'No More Free Money', the Order Of the Nile, and a Colossal Bridge Across the Red Sea
King Salman is on a 'historic' five-day trip to Egypt. By day two, the King has received the Order of the Nile and promised a bridge connecting both countries, which comes amidst Saudi businessmen suggesting that the Kingdom is closing the tap on 'free money'.
King Salman of Saudi Arabia is on a five-day trip to Egypt and is currently in Cairo, receiving awards and making colossal deals amidst claims of a coming closing of the tap of ‘free money’. Among the most talked about deals proposed is a massive bridge over the Red Sea connecting the two countries.

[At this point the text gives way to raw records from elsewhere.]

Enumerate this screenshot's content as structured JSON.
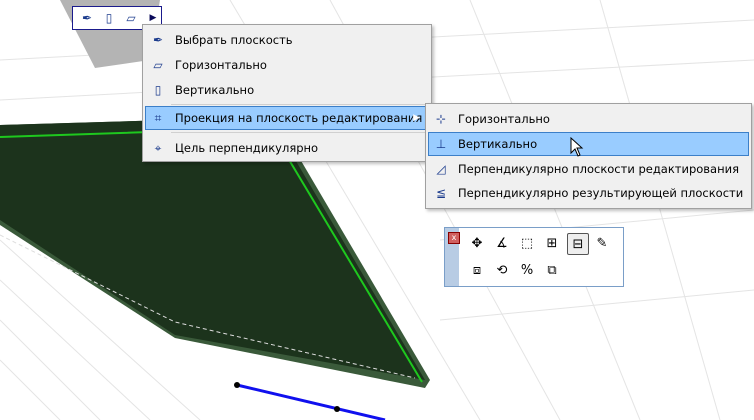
{
  "toolbar": {
    "icons": [
      "select-plane-icon",
      "vertical-plane-icon",
      "horizontal-plane-icon",
      "expand-arrow-icon"
    ]
  },
  "menu": {
    "items": [
      {
        "label": "Выбрать плоскость",
        "icon": "select-plane-icon"
      },
      {
        "label": "Горизонтально",
        "icon": "horizontal-plane-icon"
      },
      {
        "label": "Вертикально",
        "icon": "vertical-plane-icon"
      },
      {
        "label": "Проекция на плоскость редактирования",
        "icon": "projection-icon",
        "highlighted": true,
        "submenu": true
      },
      {
        "label": "Цель перпендикулярно",
        "icon": "target-perpendicular-icon"
      }
    ]
  },
  "submenu": {
    "items": [
      {
        "label": "Горизонтально",
        "icon": "horizontal-projection-icon"
      },
      {
        "label": "Вертикально",
        "icon": "vertical-projection-icon",
        "highlighted": true
      },
      {
        "label": "Перпендикулярно плоскости редактирования",
        "icon": "perpendicular-edit-plane-icon"
      },
      {
        "label": "Перпендикулярно результирующей плоскости",
        "icon": "perpendicular-result-plane-icon"
      }
    ]
  },
  "panel": {
    "close_label": "x",
    "tools": [
      "move",
      "rotate",
      "stretch",
      "add-polygon",
      "subtract-polygon",
      "elevate",
      "drag-3d",
      "rotate-3d",
      "split",
      "merge"
    ]
  },
  "colors": {
    "highlight": "#99ccff",
    "polygon": "#1e3a1e",
    "edge": "#1ec81e",
    "line": "#1010ee"
  }
}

On the first day of what is being called a ‘historic’ trip, the Saudi King Salman was being showered with awards and orders. The king received an honourary doctorate by Cairo University on Thursday, and on Friday was granted the Order of the Nile medal by President Sisi. The honours being bestowed are a reflection of the gratitude for the billions given to the state to stabilise the nation after the removal of former president Mohamed Morsi.
Facing shrinking revenues from the low price of oil, some suggest that Saudi Arabia plans on shifting its strategies in terms of investments. According to a Saudi businessman speaking with Reuters UK, "Saudi Arabia will be making investments and soft loans. No more free money." However, on the second day of his visit, King Salman announced: "I agreed with my brother, his Excellency President Abdul-Fattah al-Sisi, to build a bridge connecting the two countries," adding that "This historic step to connect the two continents, Africa and Asia, is a qualitative transformation that will increase trade between the two continents to unprecedented levels."

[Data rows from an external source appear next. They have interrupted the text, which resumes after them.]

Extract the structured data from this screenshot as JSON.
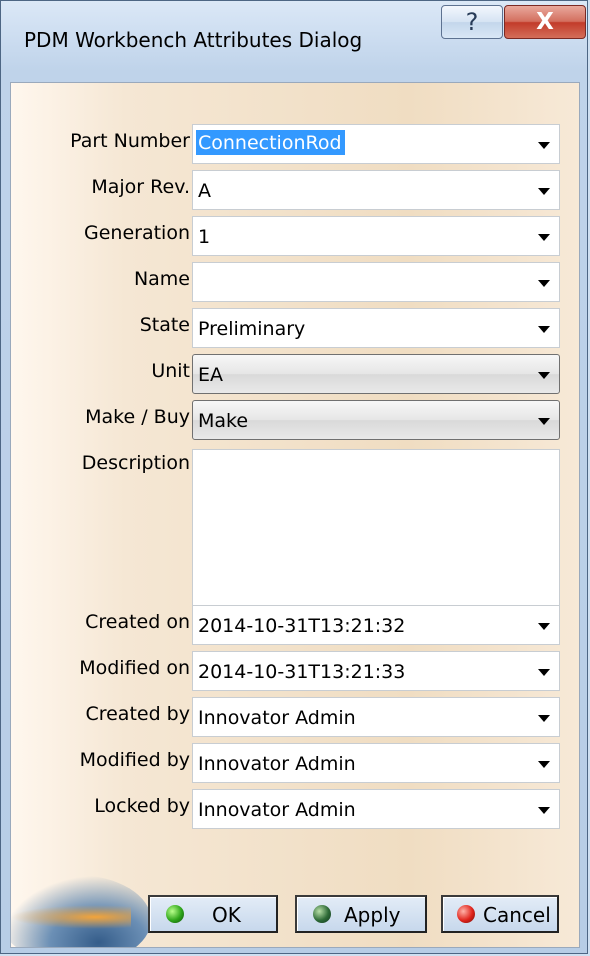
{
  "window": {
    "title": "PDM Workbench Attributes Dialog",
    "help_glyph": "?",
    "close_glyph": "X"
  },
  "fields": {
    "part_number": {
      "label": "Part Number",
      "value": "ConnectionRod"
    },
    "major_rev": {
      "label": "Major Rev.",
      "value": "A"
    },
    "generation": {
      "label": "Generation",
      "value": "1"
    },
    "name": {
      "label": "Name",
      "value": ""
    },
    "state": {
      "label": "State",
      "value": "Preliminary"
    },
    "unit": {
      "label": "Unit",
      "value": "EA"
    },
    "make_buy": {
      "label": "Make / Buy",
      "value": "Make"
    },
    "description": {
      "label": "Description",
      "value": ""
    },
    "created_on": {
      "label": "Created on",
      "value": "2014-10-31T13:21:32"
    },
    "modified_on": {
      "label": "Modified on",
      "value": "2014-10-31T13:21:33"
    },
    "created_by": {
      "label": "Created by",
      "value": "Innovator Admin"
    },
    "modified_by": {
      "label": "Modified by",
      "value": "Innovator Admin"
    },
    "locked_by": {
      "label": "Locked by",
      "value": "Innovator Admin"
    }
  },
  "buttons": {
    "ok": "OK",
    "apply": "Apply",
    "cancel": "Cancel"
  },
  "icons": {
    "help": "question-mark-icon",
    "close": "close-icon",
    "dropdown": "chevron-down-icon",
    "ok": "green-dot-icon",
    "apply": "dark-green-dot-icon",
    "cancel": "red-dot-icon"
  },
  "colors": {
    "selection": "#3399ff",
    "close_button": "#c23b2a",
    "dialog_background": "#f0ddc2"
  }
}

The bridge has been suggested several times in the past, with previous estimates suggesting a cost of $3-4 billion, but no details have been disclosed about the deal. The building of the bridge would mark a new era for both countries, and further deals are expected to be announced over the next few days of the visit, ranging from a $20 billion deal to finance Egypt’s oil needs for the next five years, and $1.5 billion deal to develop the Sinai region. This level of investment isn’t uncommon as billions have been poured into Egypt over the past couple of years by Gulf states to help keep Egypt stable; however, without details about the deals, it will be hard to truly gauge if Saudi Arabia has shifted its strategy of so-called ‘free money’.